“This does not look like a place a successful hacker would live,” my driver mutters in heavily accented English, his baleful glare on the house.
“I suppose not,” I agree. Though he’s successful enough to hack into our security, which isn’t easy. Not with the system I have in place.
I only understand where the money is going when my men find a basement in the seemingly empty house. Multiple towers hum with power underneath a wide desk on one wall, their expensive monitors a bright glow in the windowless room.
Given the all-clear from my men, I move to the monitors, each with multiple windows up in a chaotic array of the hacker’s work.
“Evgeny.”
I join Dmitri where he stands and bend to peer closely at one of the screens, his mouth set in a grim line. I understand when I look closer. Bratva files. Damning files. Files that tie the Kucherov Bratva to Kucher Enterprises.
And me.
A noise catches us off guard, and everybody in the room swings toward the figure emerging from a doorway so deep in shadow we’d missed it.
For a moment, time freezes. The figure’s attention locks on us, on our guns, and ours locks on him.
With a sharp intake of breath, the bowl of food in the figure’s hands drops, spilling liquid contents over the floor, and the figure darts back the way it came.
I don’t have to issue an order before my team is after the hacker, spilling through the doorway. A crash is followed by a scream and a cry of pain that quickly cuts off.
Dmitri reappears and gives me the all-clear, and the men make way for me in the tight space.
One of my men has the figure up against the wall of what turns out to be a small kitchenette hollowed out from what I imagine was a storage space. I gesture with my chin, and he jerks the figure around by the scruff of his neck before slamming him back against the wall.
Except it’s not a him, it’s a her.
It’sher.
She recognizes me in the same instant, those eyes growing round as dinner plates, the full, expressive eyebrows above them nearly meeting her hairline.
Fuck.
Eva Volkova is the hacker.
On the heels of my disbelief comes white-hot anger. It’s too much of a coincidence. The fight last night, she and her brother at Dmitri’s club on a night I’m there.
“You’re trespassing. Get out of here before I call the police,” the woman spits, the huskiness from last night gone from her voice, replaced by venom and more than a tinge of fear.
But she hasn’t felt true fear yet.
The guy holding her in place must see the look on my face because he hurriedly clears the way, switching places with me. His hand moves away, and she uses the moment to try to bolt, kicking out as she dives to the side.
She has bravado, but Eva has nowhere to go in the cramped room. In the next heartbeat, my hand is around her throat, yanking her back and pushing her against the wall, my fist closing until she stops squirming.
NowI see real fear in her eyes. I see it as all color drains from her face. I feel it in the way she freezes in my grip. I also see it when her attention slips to the scars on the side of my face I hid last night. Her eyes widen another fraction, and my anger grows hotter at the reaction.
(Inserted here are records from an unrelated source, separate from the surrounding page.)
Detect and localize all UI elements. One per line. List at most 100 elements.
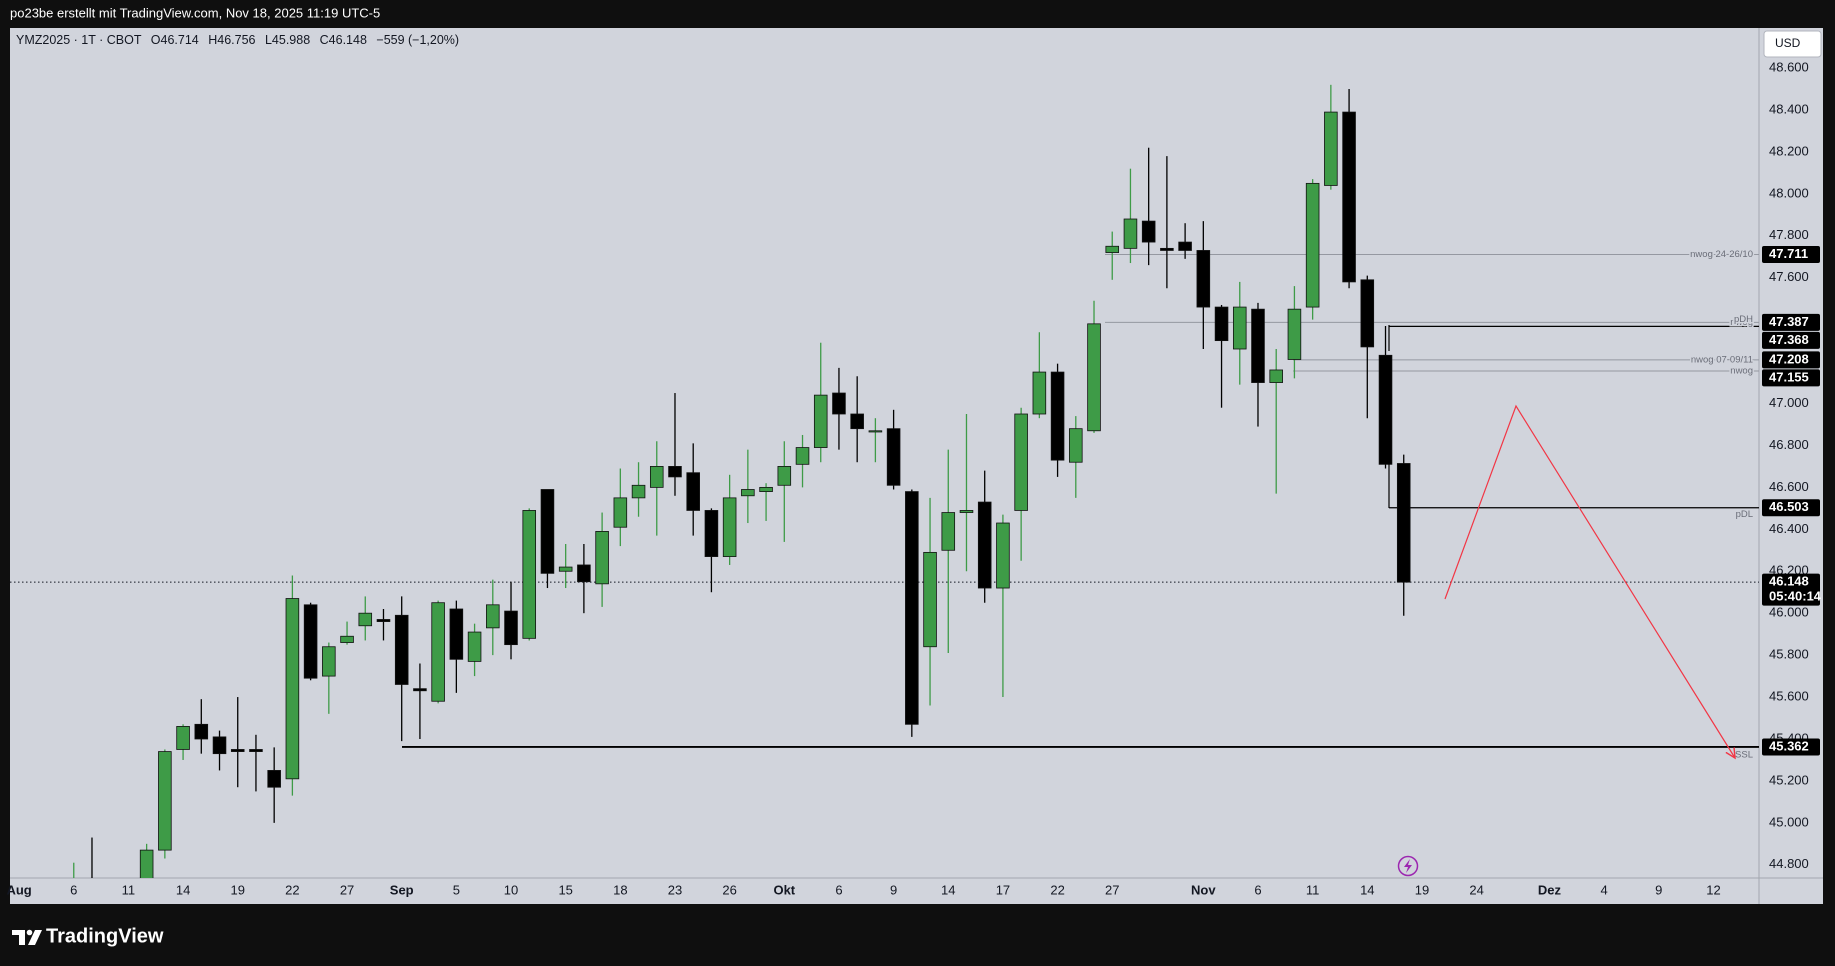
change-text: −559 (−1,20%) (376, 33, 459, 47)
y-tick-label: 45.800 (1769, 647, 1809, 662)
x-tick-label: 6 (835, 882, 842, 897)
candle-body (394, 614, 409, 685)
price-badge (1762, 331, 1820, 349)
candle-body (1305, 182, 1320, 308)
price-badge-label: 47.387 (1769, 314, 1809, 329)
candle-body (1087, 323, 1101, 432)
x-tick-label: 12 (1706, 882, 1720, 897)
symbol: YMZ2025 · 1T · CBOT (16, 33, 142, 47)
chart-panel (10, 28, 1823, 904)
price-badge-label: 47.711 (1769, 246, 1808, 261)
price-badge (1762, 573, 1820, 606)
candle-body (340, 635, 354, 643)
candle-body (1032, 371, 1047, 415)
x-tick-label: Aug (6, 882, 31, 897)
candle-body (1014, 413, 1028, 511)
y-tick-label: 48.200 (1769, 143, 1809, 158)
arrow-drawing (1444, 404, 1735, 758)
high-text: H46.756 (208, 33, 255, 47)
candle-body (1396, 463, 1411, 583)
price-badge (1762, 351, 1820, 369)
legend-text: YMZ2025 · 1T · CBOT O46.714 H46.756 L45.… (16, 33, 459, 47)
x-tick-label: 4 (1601, 882, 1608, 897)
level-label: nwog 07-09/11 (1691, 354, 1753, 365)
axes: 44.80045.00045.20045.40045.60045.80046.0… (6, 59, 1821, 897)
currency: USD (1775, 36, 1801, 50)
candle-body (1232, 306, 1247, 350)
candle-body (1360, 279, 1375, 348)
candle-body (285, 598, 300, 780)
candle-body (1251, 308, 1265, 383)
candle-body (941, 512, 956, 551)
price-badge-label: 47.155 (1769, 369, 1809, 384)
candle-body (1050, 371, 1065, 461)
open-text: O46.714 (151, 33, 199, 47)
candle-body (649, 466, 664, 488)
x-tick-label: 15 (558, 882, 572, 897)
x-tick-label: Nov (1191, 882, 1216, 897)
candle-body (249, 749, 263, 752)
candle-body (923, 551, 937, 648)
candle-body (1196, 250, 1211, 308)
candle-body (431, 602, 445, 702)
x-tick-label: 11 (122, 882, 136, 897)
logo-mark (12, 930, 25, 945)
y-tick-label: 46.400 (1769, 521, 1809, 536)
price-badge (1762, 245, 1820, 263)
x-tick-label: 14 (941, 882, 955, 897)
candle-body (504, 610, 518, 646)
low-text: L45.988 (265, 33, 310, 47)
candle-body (668, 466, 682, 478)
candle-body (139, 849, 154, 878)
candle-body (905, 491, 919, 725)
candle-body (449, 608, 464, 660)
candle-body (741, 489, 755, 497)
alert-icon[interactable] (1397, 855, 1419, 877)
alert-circle[interactable] (1397, 855, 1419, 877)
currency-box[interactable] (1763, 30, 1822, 58)
x-tick-label: 18 (613, 882, 627, 897)
x-tick-label: 6 (70, 882, 77, 897)
level-label: pDH (1734, 314, 1753, 325)
candle-body (1378, 354, 1393, 465)
candle-body (158, 751, 172, 851)
candle-body (1160, 247, 1174, 251)
candle-body (467, 631, 482, 662)
candle-body (977, 501, 992, 589)
level-label: nwog (1730, 366, 1753, 377)
y-tick-label: 46.000 (1769, 605, 1809, 620)
candle-body (1069, 428, 1083, 463)
y-tick-label: 46.800 (1769, 437, 1809, 452)
price-badge-label: 46.148 (1769, 574, 1809, 589)
candle-body (631, 484, 646, 499)
countdown: 05:40:14 (1769, 589, 1822, 604)
y-tick-label: 44.800 (1769, 856, 1809, 871)
x-tick-label: 23 (668, 882, 682, 897)
level-label: pDL (1736, 509, 1753, 520)
price-badge (1762, 499, 1820, 517)
candle-body (1105, 245, 1120, 253)
candle-body (376, 619, 391, 622)
candle-body (777, 466, 792, 486)
candle-body (194, 723, 209, 740)
x-tick-label: Sep (390, 882, 414, 897)
candle-body (1141, 220, 1156, 243)
logo-mark (26, 929, 33, 936)
x-tick-label: 5 (453, 882, 460, 897)
candle-body (1269, 369, 1283, 383)
x-tick-label: 27 (340, 882, 354, 897)
candle-body (230, 749, 245, 752)
plot-area (10, 84, 1759, 878)
candle-body (1178, 241, 1192, 251)
y-tick-label: 47.000 (1769, 395, 1809, 410)
candle-body (613, 497, 628, 528)
x-tick-label: 24 (1469, 882, 1483, 897)
candle-body (558, 566, 573, 572)
price-badge-label: 47.368 (1769, 332, 1809, 347)
candle-body (1214, 306, 1229, 342)
legend: YMZ2025 · 1T · CBOT O46.714 H46.756 L45.… (16, 33, 459, 47)
footer-brand: TradingView (46, 925, 164, 947)
candle-body (486, 604, 500, 629)
x-tick-label: 26 (722, 882, 736, 897)
price-badge (1762, 313, 1820, 331)
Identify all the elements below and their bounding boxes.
“And what do you think the police will be able to do?” The purr rumbles in my throat as I master the rage-induced desire to close my fist and crush her windpipe. Her throat moves against my hand in a convulsive swallow, her eyes glued to mine like frozen prey.
“If you’re going to kill me, just do it,” she hisses. A flash of admiration for her bravado in the face of danger tugs a corner of my mouth up, as do her next words.
“Just do it somewhere else so my family doesn’t see it.”
“You think you have any bargaining power at all? You fucked with the Kucherov Bratva and thought you could get away with it?”
My smile is beastly, and she shivers, trying to pull away as I flash her a coldly wolfish grin.
“I was going to kill you, get rid of all the files you found, destroy your computers. Instead, I have a proposition for you.”